14 Ocak 2011

Dindarlık ve Mutluluk

[Hubert] Dreyfus ve [Sean] Dorrance, bizde “karanlık çağ” diye habire kötülenen Ortaçağ’ın önemli bir artısını tespit ederek giriyor konuya. Diyorlar ki, o dönemde insanlar “Tanrı tarafından yaratılmış ve kaderi O’nun tarafından belirlenmiş varlıklar olarak hayatı tecrübe ediyordu.” Bu ise, hayata güçlü bir mânâ, tevekkül ve iyimserlik katıyordu.

Fakat modern çağla birlikte bu inanç zayıflamaya başladı. Tümüyle ortadan kalkmadıysa da, “herkesin benimsediği bir ön kabul olmaktan çıktı.”

Bu ise, bu iki felsefeciye göre, Batı toplumlarında “yaygın bir mutsuzluk” yarattı. Hayatın Allah tarafından belirlenmiş bir anlam ve amacının olmadığı fikri, bir “kararsızlık ve huzursuzluk” hali doğurdu.

Buna karşı Batılı toplumlar yeni mutluluk arayışlarına giriştiler. Evvelâ, daha önceden dinin sağladığı “mutlak hakikate bağlanma” duygusunu, mutlak doğruluk iddiasındaki totaliter ideolojilerde aradılar. Weimar Cumhuriyeti’nin süper-seküler kültüründen yükselen Nazizm, bunun en iyi örneğiydi. Haç gitmiş, yerine gamalı haç gelmişti.

Ancak böylesi “seküler din”ler, II. Dünya Savaşı sonrasında gözden düştü. Batılı seküler insan da, nihilizmden kaçışı daha spontane şeylerde bulmaya başladı: Spor müsabakaları veya rock konserleri gibi.

Dreyfus ve Dorrance, bu gibi yoğun heyecanların, bir “alıp götürme” etkisi yarattığını anlatıyor.
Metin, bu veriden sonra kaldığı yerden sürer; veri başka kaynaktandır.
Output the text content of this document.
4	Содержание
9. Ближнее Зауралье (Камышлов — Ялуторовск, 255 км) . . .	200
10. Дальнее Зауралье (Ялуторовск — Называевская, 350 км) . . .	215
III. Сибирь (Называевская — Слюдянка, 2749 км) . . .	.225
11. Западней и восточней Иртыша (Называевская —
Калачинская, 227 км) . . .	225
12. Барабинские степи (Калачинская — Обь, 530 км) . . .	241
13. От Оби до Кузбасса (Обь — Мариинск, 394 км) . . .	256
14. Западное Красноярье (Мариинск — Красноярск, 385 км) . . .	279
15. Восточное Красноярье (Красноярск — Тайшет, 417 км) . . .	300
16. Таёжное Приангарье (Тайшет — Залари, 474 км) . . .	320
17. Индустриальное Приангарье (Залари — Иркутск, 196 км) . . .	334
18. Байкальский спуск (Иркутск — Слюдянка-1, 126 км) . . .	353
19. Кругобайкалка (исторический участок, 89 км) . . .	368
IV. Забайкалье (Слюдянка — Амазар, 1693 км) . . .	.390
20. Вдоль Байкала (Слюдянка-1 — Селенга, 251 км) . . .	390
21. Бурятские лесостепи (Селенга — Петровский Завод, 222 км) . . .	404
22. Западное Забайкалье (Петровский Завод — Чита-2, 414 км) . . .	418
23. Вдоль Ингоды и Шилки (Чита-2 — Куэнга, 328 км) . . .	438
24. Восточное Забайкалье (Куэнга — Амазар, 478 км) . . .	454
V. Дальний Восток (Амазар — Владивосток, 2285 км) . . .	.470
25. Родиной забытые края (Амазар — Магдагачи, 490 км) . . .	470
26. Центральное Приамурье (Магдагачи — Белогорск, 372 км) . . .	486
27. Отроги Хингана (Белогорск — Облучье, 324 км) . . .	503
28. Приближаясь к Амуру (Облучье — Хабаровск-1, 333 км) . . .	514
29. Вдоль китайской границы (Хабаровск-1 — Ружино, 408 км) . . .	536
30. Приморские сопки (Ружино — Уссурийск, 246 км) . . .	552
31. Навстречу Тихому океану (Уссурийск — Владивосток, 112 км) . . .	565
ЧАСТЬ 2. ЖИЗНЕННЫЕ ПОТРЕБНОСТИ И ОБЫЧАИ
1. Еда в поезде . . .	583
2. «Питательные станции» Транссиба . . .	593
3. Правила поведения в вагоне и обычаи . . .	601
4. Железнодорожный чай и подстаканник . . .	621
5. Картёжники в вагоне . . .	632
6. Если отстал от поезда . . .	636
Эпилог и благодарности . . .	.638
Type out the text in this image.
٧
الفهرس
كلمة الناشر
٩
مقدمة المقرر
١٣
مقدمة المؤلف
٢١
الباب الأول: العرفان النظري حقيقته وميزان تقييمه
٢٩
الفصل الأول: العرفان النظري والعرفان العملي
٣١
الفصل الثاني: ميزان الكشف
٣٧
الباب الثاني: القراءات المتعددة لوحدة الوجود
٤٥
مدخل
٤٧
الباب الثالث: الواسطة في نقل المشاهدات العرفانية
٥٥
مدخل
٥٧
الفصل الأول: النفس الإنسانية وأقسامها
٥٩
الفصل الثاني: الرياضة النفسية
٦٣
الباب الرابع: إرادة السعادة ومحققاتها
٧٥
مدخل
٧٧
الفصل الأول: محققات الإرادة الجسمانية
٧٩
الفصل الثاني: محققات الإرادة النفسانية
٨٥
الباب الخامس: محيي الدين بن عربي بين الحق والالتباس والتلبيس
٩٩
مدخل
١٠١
Yani, bir stadyumda veya konser salonunda kendilerinden geçen bireyler, bir kaç saatliğine de olsa, kendilerinden daha büyük varlığa ve amaca bağlanma hissini tadıyorlar.

Kitap[All Things Shining: Reading the Western Classics to Find Meaning in a Secular Age], bu gibi örnekleri inceleyerek ve yenilerini önererek “anlamsız hayatlara nasıl anlam katarız” sorusuna cevap arıyor.[vurgular bana ait-Seyyah]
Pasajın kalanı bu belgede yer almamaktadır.